Brezilya’nın Amazon bölgesinde düzenlenen COP30, sadece diplomasi sahnesi değil; sayılarla iklim mücadelesinin nabzını tutan bir zirve. Ormanların korunması, iklim finansmanı ve güncellenen iklim hedefleri gündemde.
Bu yılki COP30 zirvesi, dünyanın dört bir yanından 190’dan fazla ülkeyi Brezilya’nın Belém kentinde bir araya getirdi. Zirve, tropik yağmur ormanlarını koruma ve küresel iklim finansmanını artırma konularında kritik bir dönemeç olarak öne çıkıyor.
Ev sahibi Brezilya, “Tropical Forest Forever Facility” adlı bir fon öneriyor. Amaç, gelişmiş ülkeler ve özel sektör desteğiyle toplam 25 milyar dolarlık bir kaynak yaratarak ormansızlaşmayı durdurmak. Ancak bu sadece bir başlangıç; 2035’e kadar yıllık 1,3 trilyon dolarlık iklim finansmanı mobilizasyonu hedefi hâlâ büyük bir sınav olarak duruyor. Son beş yılda bu finansman 0,9 trilyon dolardan 1,9 trilyon dolara yükselmiş olsa da, gereken hızın yalnızca üçte biri yakalanabilmiş durumda.
Bir diğer kritik konu ise güncellenmiş ulusal iklim hedefleri (NDC’ler). Pek çok ülke hâlâ hedeflerini sunmuş değil ve bu durum, küresel ısınmayı 1,5 °C ile sınırlama hedefini tehlikeye atıyor. COP30, rakamlarla konuşan bir zirve olarak, yalnızca taahhütleri değil, bu taahhütlerin gerçeğe dönüşüp dönüşmeyeceğini de gösterecek.

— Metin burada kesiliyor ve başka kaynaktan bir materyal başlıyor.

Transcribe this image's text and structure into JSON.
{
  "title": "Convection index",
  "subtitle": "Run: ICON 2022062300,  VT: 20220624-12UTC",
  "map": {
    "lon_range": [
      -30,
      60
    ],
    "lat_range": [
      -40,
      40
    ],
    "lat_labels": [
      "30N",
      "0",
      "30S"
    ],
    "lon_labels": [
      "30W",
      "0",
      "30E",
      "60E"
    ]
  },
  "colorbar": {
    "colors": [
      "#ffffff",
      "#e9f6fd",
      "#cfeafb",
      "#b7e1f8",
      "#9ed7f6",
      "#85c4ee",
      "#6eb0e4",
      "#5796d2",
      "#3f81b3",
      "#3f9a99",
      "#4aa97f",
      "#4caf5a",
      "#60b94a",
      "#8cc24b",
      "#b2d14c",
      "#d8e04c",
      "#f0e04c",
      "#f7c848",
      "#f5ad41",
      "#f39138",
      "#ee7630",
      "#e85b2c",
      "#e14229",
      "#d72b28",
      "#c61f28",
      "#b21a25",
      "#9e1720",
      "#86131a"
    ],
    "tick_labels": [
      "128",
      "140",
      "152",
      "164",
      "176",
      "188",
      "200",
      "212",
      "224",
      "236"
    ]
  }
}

Özetle COP30, sayılar aracılığıyla küresel iklim politikasının gerçek durumunu ortaya koyuyor: Ormanların korunması, finansman adaleti ve hedeflerin uygulanabilirliği… Hepsi gözler önünde ve önümüzdeki yılların iklim mücadelesinin seyrini belirleyecek.